Desde o momento em que se inicia um processo na CPCJ, o organismo tem seis meses para determinar o arquivamento ou o acompanhamento. No entanto, o processo pode ser arquivado a qualquer instante e “não tem que permanecer [aberto] esses seis meses só porque sim”, diz ao Observador a advogada Raquel Caniço. “Se a denúncia é infundada, se não há dúvida de que a criança não foi maltratada, pode-se solicitar um arquivamento. Se há dúvidas, e às vezes ali há coisas que ficam um bocadinho naquela sombra, pode pedir-se diligências”, aponta.
Ambas as advogadas têm notado um aumento do número de denúncias, particularmente das anónimas. Essa perceção é confirmada pelos Relatórios Anuais de Avaliação da Atividade da CPCJ. Em 2020, contabilizaram-se 39.659, com um salto para as 43.075 no ano seguinte. Em 2022, foram já 49.564 e no ano passado 54.746. Para já, ainda não foram divulgados dados deste ano.
Um dos crescimentos mais notórios é o das denúncias anónimas. Em 2020, contabilizaram-se 2.905, com um salto para as 4.012 em 2021, ultrapassando o número de comunicações do Ministério Público. Em 2022, houve 4.770 denúncias anónimas e no ano passado 5.571.
Esta tendência também é visível nos dados disponibilizados pelos centros locais da CPCJ. Questionada pelo Observador, a comissão local em que a denúncia sobre o campo de férias esteve a ser acompanhada indicou por email que, “desde 2022 até à presente data, o aumento das sinalizações anónimas foi bastante significativo.” Em 2022, foram 58 as sinalizações anónimas e, em 2023, chegavam às 198. Só no primeiro semestre de 2024 são já 178 denúncias, cerca de “12% do volume processual total trabalhado.”
Denúncias anónimas são “ferramenta importante”, mas há casos de uso por vingança e em disputa de custódia
Por trás do aumento dos diversos tipos de denúncias estará, segundo a Comissão Nacional de Promoção dos Direitos e Proteção das Crianças e Jovens, uma maior “consciencialização e sensibilização da população”. Concretamente sobre as denúncias anónimas, as que mais aumentaram, o organismo sublinha, numa resposta escrita ao Observador, que se trata de “uma ferramenta muito importante” na promoção e proteção dos direitos das crianças e jovens. “Na dúvida, e à cautela, dever-se-á comunicar a, ainda que eventual, situação de perigo“, aconselha.

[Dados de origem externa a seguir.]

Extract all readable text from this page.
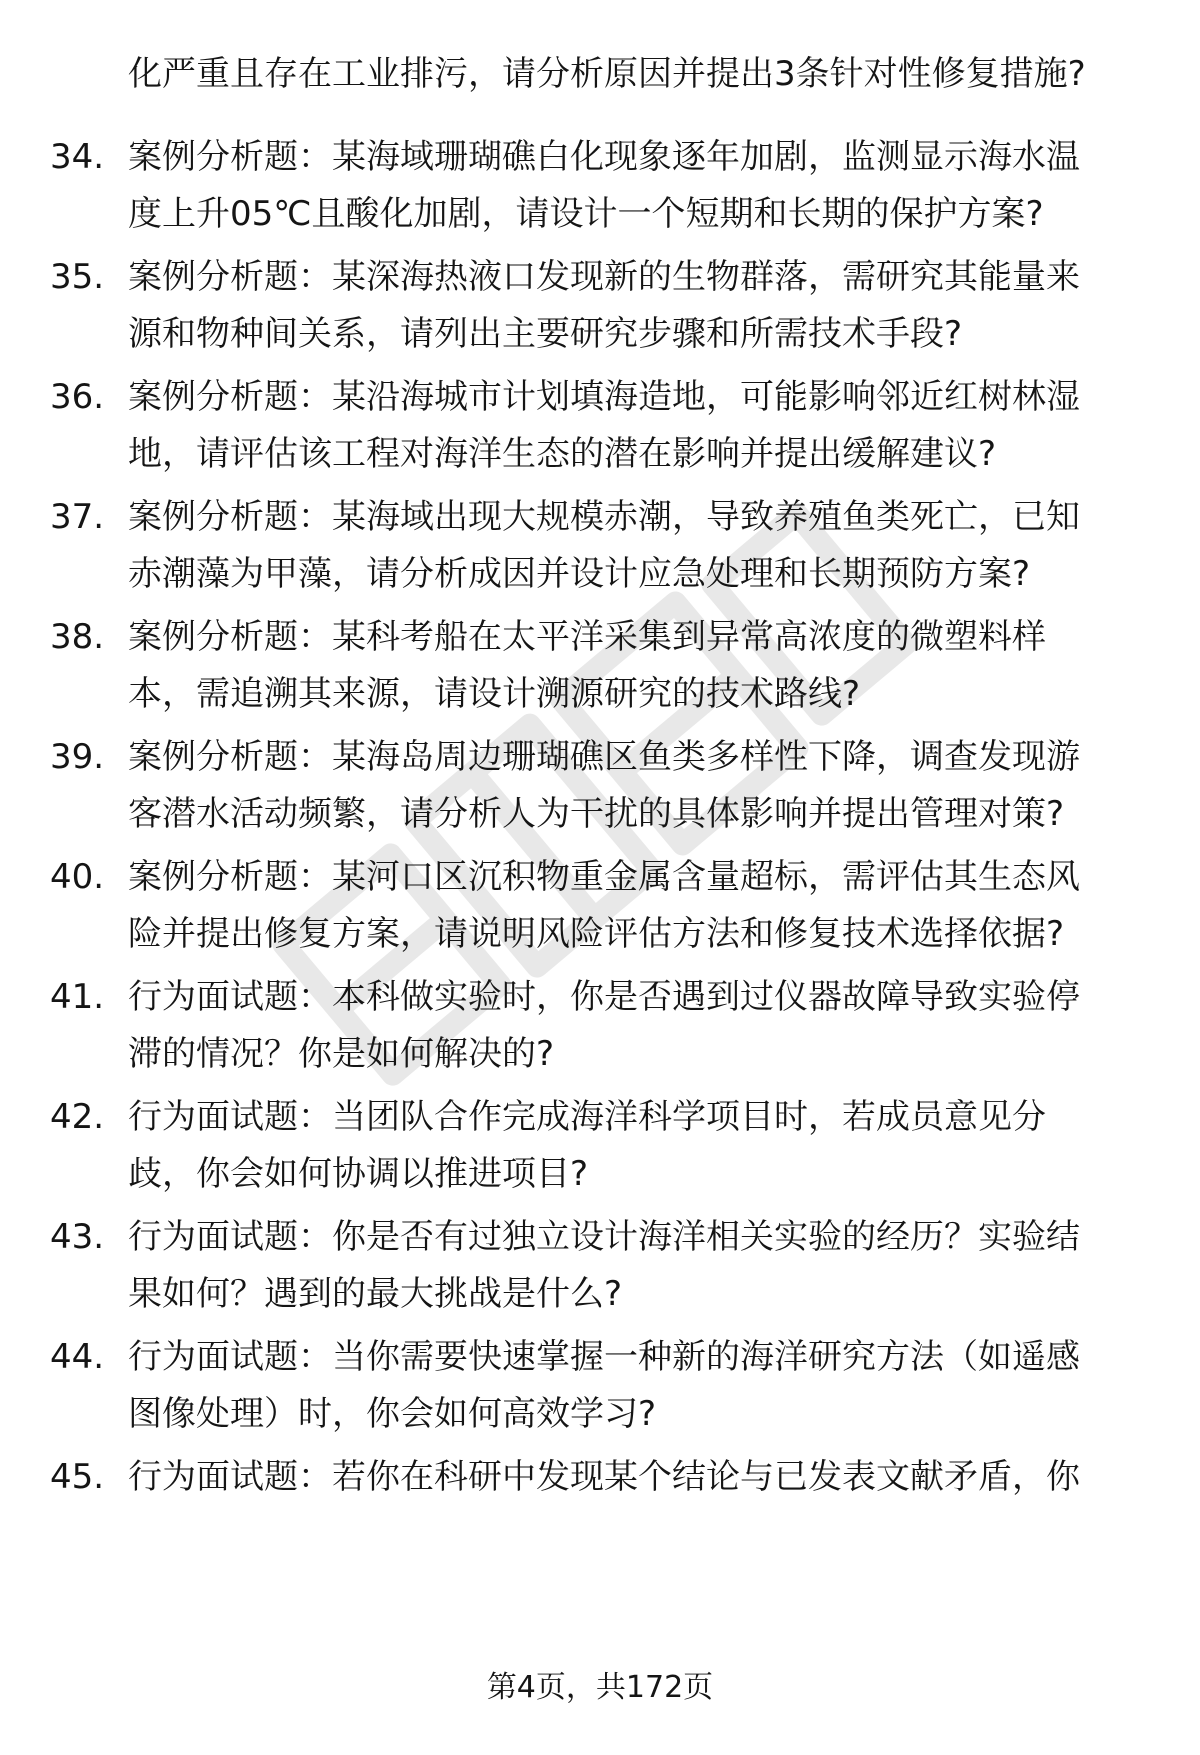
化严重且存在工业排污，请分析原因并提出3条针对性修复措施?
34. 案例分析题：某海域珊瑚礁白化现象逐年加剧，监测显示海水温
度上升05℃且酸化加剧，请设计一个短期和长期的保护方案?
35. 案例分析题：某深海热液口发现新的生物群落，需研究其能量来
源和物种间关系，请列出主要研究步骤和所需技术手段?
36. 案例分析题：某沿海城市计划填海造地，可能影响邻近红树林湿
地，请评估该工程对海洋生态的潜在影响并提出缓解建议?
37. 案例分析题：某海域出现大规模赤潮，导致养殖鱼类死亡，已知
赤潮藻为甲藻，请分析成因并设计应急处理和长期预防方案?
38. 案例分析题：某科考船在太平洋采集到异常高浓度的微塑料样
本，需追溯其来源，请设计溯源研究的技术路线?
39. 案例分析题：某海岛周边珊瑚礁区鱼类多样性下降，调查发现游
客潜水活动频繁，请分析人为干扰的具体影响并提出管理对策?
40. 案例分析题：某河口区沉积物重金属含量超标，需评估其生态风
险并提出修复方案，请说明风险评估方法和修复技术选择依据?
41. 行为面试题：本科做实验时，你是否遇到过仪器故障导致实验停
滞的情况？你是如何解决的?
42. 行为面试题：当团队合作完成海洋科学项目时，若成员意见分
歧，你会如何协调以推进项目?
43. 行为面试题：你是否有过独立设计海洋相关实验的经历？实验结
果如何？遇到的最大挑战是什么?
44. 行为面试题：当你需要快速掌握一种新的海洋研究方法（如遥感
图像处理）时，你会如何高效学习?
45. 行为面试题：若你在科研中发现某个结论与已发表文献矛盾，你
第4页，共172页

A CPCJ nota que o facto de serem anónimas não quer dizer que não devam ser avaliadas e que, pelo contrário, “essa avaliação deve mesmo ser reforçada”. “Deveremos sempre pensar em quantas crianças ficariam desprotegidas sem instrumentos de comunicação e consequente proteção”, salienta.
O organismo alerta ainda que qualquer instrumento de denúncia apenas deve ser “utilizado para a concretização do bem”. “A sua má utilização ou a comunicação de situações falsas a todos prejudicará, sendo as crianças as principais lesadas”, acrescenta. As advogadas ouvidas pelo Observador, que lidam diariamente com casos relacionados com a CPCJ, têm testemunhado muitas situações desse mau uso, principalmente quando estão em causa queixas em que o denunciante não é conhecido.
Marta Fonseca Ferreira e Raquel Caniço atestam que, “na maioria dos casos, as denúncias anónimas são infundadas”, ainda que haja várias situações em que são usadas com o intuito de relatar situações de perigo real. As advogadas alertam que podem resultar numa intrusão em famílias sem historial ou indícios de maus-tratos e que podem estar a desviar recursos necessários para lidar com casos urgentes.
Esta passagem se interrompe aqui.